It was a familiar thing for the men in the court to see stretchers wheeled into the operating-room. After this they watched for that red-headed man with the smiling mouth to walk across from his office, as another part of the regular routine of their existence, and their sympathy went out to the fellow on the stretcher as no one else's could.

The picture girl walking beside the stretcher this afternoon did not even look up at them, let alone send them a smile as usual. When Bricktop came across from the office she was waiting at the door of the operating-room, and they noted the appeal in her eyes as she spoke to him. Very observing those maimed men who could not speak, but still had their eyesight. Whoever was on that stretcher must mean a great deal to the picture girl. Afterward, while the operation was on, she came over to them and talked, but they felt that her mind was inside the operating-room and that she was suffering. That was the thing about her: she could feel how others suffered. It did them more good than her drawings.

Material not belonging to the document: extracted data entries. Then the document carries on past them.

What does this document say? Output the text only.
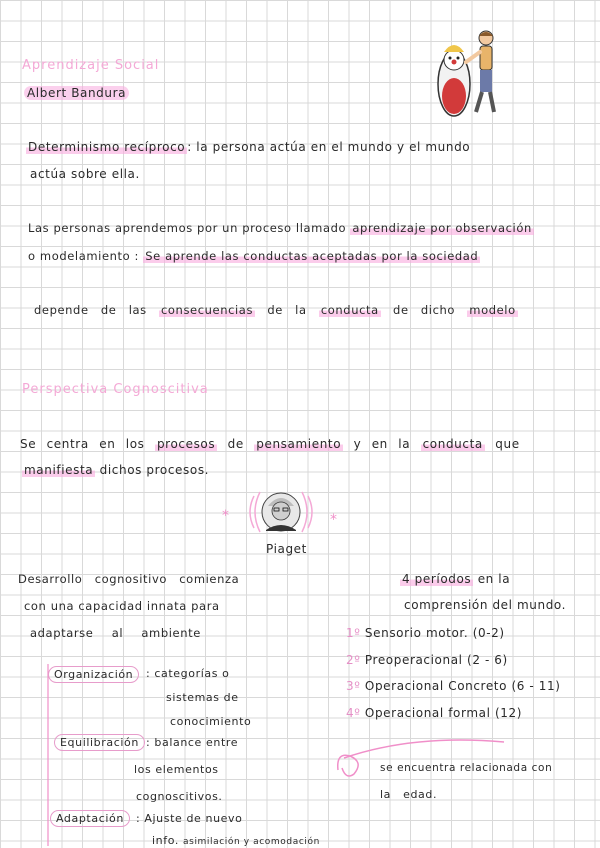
Aprendizaje Social
Albert Bandura
Determinismo recíproco : la persona actúa en el mundo y el mundo
actúa sobre ella.
Las personas aprendemos por un proceso llamado aprendizaje por observación
o modelamiento : Se aprende las conductas aceptadas por la sociedad
depende de las consecuencias de la conducta de dicho modelo
Perspectiva Cognoscitiva
Se centra en los procesos de pensamiento y en la conducta que
manifiesta dichos procesos.
*	*
Piaget
Desarrollo cognositivo comienza
con una capacidad innata para
adaptarse al ambiente
4 períodos en la
comprensión del mundo.
1º Sensorio motor. (0-2)
2º Preoperacional (2 - 6)
3º Operacional Concreto (6 - 11)
4º Operacional formal (12)
se encuentra relacionada con
la edad.
Organización	: categorías o
sistemas de
conocimiento
Equilibración : balance entre
los elementos
cognoscitivos.
Adaptación	: Ajuste de nuevo
info. asimilación y acomodación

After he was through with the preliminary probing and splicing and wiring, which he foresaw must be followed by many other sessions, Bricktop had what he called one of his "blow-outs."

"Fine business, war; so sensible, so logical, so considerate of everybody's feelings!" he stormed. "A man who had a robber baron for an ancestor and who likes to see his picture in the papers and wear a uniform and thinks that everything is his by divine right, when what he needs is a swift kick, wants some more glory! So he puts on his war-bonnet and starts the glorious old game, with improvements—sidewipes with jagged bits of steel that make a mess like this! Enough money fired away in one day to give everybody good teeth. Think of that—if everybody had decent teeth and well-shaped mouths! But they can't afford it. It's the killing season. The good old sport must be kept up!"

The nurses were familiar with the "blow-outs," which usually came with the reaction after a trying operation, when those skilful fingers had been so certain in their touch under an eye which was like the steel of the instruments that he used.

Phil had awakened to find that they had taken away the thing over his nose that had put him to sleep. And they had put back the sponge-like thing in his mouth; but he could breathe better than before. Then they were taking him on another journey and propping him up in bed again, in his world of silent night. He knew, instantly her hand touched his, that it was she again. She was writing:

"It went all right. The miracle man is pleased."

"Brave little liar!" thought Bricktop, whose pessimism with the first results had made his "blow-out" particularly bitter.

"I am writing to your father for you and telling him that you will be as good as ever," she continued. "The miracle man says that the pain will be bad, and if it is too bad, clap your hands and they will stop it. But he would rather not, if you can endure it."

Phil gave her hand two pressures to signify that he understood, and had a pressure in response before she withdrew her hand with a fluttering, nervous quickness. This return pressure helped. It was like comradeship in battle. He was not making the fight alone.